California Proposition 47
Proposition 47, the Reduced Penalties for some Crime Initiative, is currently on the November ballot in California. The initiative would reduce the classification of most “nonserious and nonviolent property and drug crimes” from a felony to a misdemeanor crime. These crimes include personal drug use, shoplifting, grand theft, receiving stolen property, forgery, fraud, writing a bad check, as long as the amount does not exceed $950. The proposition would also create a Safe Neighborhoods and Schools fund.
Supporters of the proposition, claim it will stop wasting prison space on low-level, nonviolent crimes, and protect public safety by focusing on violent and serious crimes, and direct savings to programs that help prevent crime. They also believe it will help reduce barriers that those with felony convictions face, such as finding employment and becoming more stable citizens of California. The savings from housing these prisoners would now go into funds for K-12 school programs, victim services, and mental health and drug treatment services.

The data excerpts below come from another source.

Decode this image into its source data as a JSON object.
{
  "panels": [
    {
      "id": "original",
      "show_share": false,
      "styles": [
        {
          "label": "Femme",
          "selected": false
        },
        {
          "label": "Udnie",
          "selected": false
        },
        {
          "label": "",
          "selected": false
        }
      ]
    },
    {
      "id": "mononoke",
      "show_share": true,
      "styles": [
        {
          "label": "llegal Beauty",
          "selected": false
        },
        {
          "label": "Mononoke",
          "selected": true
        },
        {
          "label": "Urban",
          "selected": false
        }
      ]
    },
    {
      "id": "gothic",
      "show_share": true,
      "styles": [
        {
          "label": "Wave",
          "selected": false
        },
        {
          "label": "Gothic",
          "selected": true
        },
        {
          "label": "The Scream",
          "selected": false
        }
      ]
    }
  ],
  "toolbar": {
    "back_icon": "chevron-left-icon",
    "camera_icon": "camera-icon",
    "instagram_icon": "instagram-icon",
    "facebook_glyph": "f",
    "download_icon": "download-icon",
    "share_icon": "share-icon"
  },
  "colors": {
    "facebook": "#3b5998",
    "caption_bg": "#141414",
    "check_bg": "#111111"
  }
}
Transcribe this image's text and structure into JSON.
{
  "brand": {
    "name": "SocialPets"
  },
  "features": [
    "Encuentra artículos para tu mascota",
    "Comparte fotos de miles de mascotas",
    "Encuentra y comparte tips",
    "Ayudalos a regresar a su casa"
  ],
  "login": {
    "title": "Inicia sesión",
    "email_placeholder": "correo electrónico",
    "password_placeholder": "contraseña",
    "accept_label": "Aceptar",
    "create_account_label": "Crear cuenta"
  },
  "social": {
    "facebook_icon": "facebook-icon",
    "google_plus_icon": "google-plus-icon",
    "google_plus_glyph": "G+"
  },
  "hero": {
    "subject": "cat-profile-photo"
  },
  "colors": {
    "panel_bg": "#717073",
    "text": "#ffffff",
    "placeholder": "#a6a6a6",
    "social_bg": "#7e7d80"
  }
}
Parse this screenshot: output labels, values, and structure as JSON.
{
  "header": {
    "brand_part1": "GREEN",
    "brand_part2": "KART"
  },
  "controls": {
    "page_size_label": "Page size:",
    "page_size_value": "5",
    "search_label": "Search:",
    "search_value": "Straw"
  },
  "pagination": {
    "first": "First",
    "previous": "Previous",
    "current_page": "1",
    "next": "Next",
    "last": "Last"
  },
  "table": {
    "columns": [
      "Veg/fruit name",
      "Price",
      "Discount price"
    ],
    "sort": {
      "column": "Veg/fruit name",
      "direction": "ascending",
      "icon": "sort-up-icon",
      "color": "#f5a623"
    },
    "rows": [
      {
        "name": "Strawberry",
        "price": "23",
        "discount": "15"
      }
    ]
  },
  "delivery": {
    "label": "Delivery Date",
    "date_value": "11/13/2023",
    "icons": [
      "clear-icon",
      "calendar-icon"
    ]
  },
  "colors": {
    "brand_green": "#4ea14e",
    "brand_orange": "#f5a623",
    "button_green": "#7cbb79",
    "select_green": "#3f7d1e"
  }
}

The proposition would also look into about 10,000 current prisoners in the California prison system and evaluate if they are eligible for resentencing. Inmates are only allowed to be released if they do not have prior convictions of rape, murder, child molestation, or certain gun crimes.
Opponents of Proposition 47 feel that it minimizes the scope of these types of crimes by reducing the penalty. For example, the California Police Chiefs Association notes that the proposition does not have higher punishments for multiple offenses. No matter how many times an offender has committed forgery, the punishment is still the same, as long as the amount is under $950. In addition, they argue that because possession of certain drugs, such as methamphetamine and heroin, will no longer be a felony, there will be little incentive for offenders to enter treatment.
Opponents of the proposition are also fearful that dangerous inmates will be allowed back into society, because the scope of what is “harmful” is now smaller than before.
In September the proposition had a 62% backing and only 25% opposed in a poll conducted by the Public Policy Institute of California.